Jeff Caldwell 08/09/2011 @ 10:03am Multimedia Editor for Agriculture.com and Successful Farming magazine.

Organic and conventional farms sometimes don't make the best neighbors. The practices necessary to keep one running smoothly can be a big detriment to the other. So, how can you make it work? It's not an easy situation, as one recent court case proves.

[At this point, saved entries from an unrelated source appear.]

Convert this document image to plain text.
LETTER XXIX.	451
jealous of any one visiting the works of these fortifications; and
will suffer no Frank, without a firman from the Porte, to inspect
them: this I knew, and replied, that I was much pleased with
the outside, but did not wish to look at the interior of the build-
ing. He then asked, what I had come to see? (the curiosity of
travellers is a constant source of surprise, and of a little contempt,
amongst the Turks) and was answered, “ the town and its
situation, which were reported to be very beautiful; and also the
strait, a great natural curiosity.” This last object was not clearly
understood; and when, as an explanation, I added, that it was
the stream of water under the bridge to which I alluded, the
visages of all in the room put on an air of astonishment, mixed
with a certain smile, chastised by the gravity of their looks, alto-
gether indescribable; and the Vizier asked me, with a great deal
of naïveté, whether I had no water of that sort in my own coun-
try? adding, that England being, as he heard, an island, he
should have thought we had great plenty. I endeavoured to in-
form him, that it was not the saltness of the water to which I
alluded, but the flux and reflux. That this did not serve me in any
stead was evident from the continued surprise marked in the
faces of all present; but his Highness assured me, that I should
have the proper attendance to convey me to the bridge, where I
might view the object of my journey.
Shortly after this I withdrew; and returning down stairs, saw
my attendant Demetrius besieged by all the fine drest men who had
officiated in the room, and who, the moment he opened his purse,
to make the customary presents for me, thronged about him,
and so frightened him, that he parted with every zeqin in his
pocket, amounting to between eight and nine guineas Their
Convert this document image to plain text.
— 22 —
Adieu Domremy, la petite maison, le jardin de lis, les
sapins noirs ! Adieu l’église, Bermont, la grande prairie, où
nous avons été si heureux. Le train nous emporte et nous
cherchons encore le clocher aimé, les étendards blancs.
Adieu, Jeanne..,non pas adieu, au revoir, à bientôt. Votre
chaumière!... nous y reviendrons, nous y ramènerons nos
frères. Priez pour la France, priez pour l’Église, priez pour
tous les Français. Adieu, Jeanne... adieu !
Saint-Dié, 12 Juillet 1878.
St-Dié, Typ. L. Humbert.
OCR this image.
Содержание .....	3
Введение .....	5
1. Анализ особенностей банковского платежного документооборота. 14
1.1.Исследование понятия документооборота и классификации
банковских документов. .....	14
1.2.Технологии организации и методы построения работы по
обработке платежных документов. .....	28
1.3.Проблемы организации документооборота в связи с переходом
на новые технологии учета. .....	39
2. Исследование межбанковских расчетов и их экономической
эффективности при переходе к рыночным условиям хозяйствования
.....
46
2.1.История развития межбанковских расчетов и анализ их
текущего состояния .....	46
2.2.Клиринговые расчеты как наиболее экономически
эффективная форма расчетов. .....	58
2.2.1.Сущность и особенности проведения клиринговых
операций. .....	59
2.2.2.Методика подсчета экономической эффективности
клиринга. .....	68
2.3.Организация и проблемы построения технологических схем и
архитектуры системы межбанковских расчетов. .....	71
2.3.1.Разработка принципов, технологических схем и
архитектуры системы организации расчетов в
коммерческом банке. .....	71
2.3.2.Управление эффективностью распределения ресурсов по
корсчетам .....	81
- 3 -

In the case Johnson, et al. v. Paynesville Farmers Union Cooperative Oil Company, filed earlier this year in Minnesota, an organic farmer accused a cooperative of pesticide drift and alleged damage in 5 crop years going back to 1998. Initially, the court ruled in favor of the plaintiff and barred the co-op from spraying within half a mile of the organic farmer's fields. Then, during an appeal, the court found the earlier ruling that stated the pesticide drift constituted trespassing was overturned, saying "Pesticide drift cannot constitute a trespass in Minnesota," says Iowa State University ag law specialist Roger McEowen.

"A unique fact in this case is that the organic farmer operates a 1,500-acre farm in the midst of conventional crops.  He is surrounded by non-organic growers.  So, who is trespassing upon whom?  What activity is the nuisance – conventional farming or organic farming?  According to the facts as recited by the court, the farmer made the decision to switch to organic farming in the 1990s," McEowen says. "Although we don’t have enough facts from the court’s opinion to tell, it is probably safe to assume that the surrounding farms were all growing conventional crops at that time.  Did they approve this “non-conforming” use?  Does that impact the outcome of the case or the analysis of the liability rule to be imposed?  Should it?  What is viewed as a normal land use activity in this case?  What is abnormal?  Should ag property be zoned to separate out the organic uses from conventional, from GMO?"

Any situation like this one is not easy, and there are many issues to consider. And, it's not just with organic farms. Similar situations can arise with genetically modified crops too, farmers say.

"Just suppose there is a lucrative non GMO contract at the local elevator and you decide to plant non-GMO corn to take advantage of it. Along comes your neighbor and right upwind from you he plants a field of BT corn. Who is going to be liable for the loss if your corn tests positive for GMOs when you haul it to the elevator?" says Agriculture.com Farm Business Talk member Pupdaddy. "Are you going to be hung out to dry because you contracted X amount of bushels and can't deliver them? Lots of questions to be answered."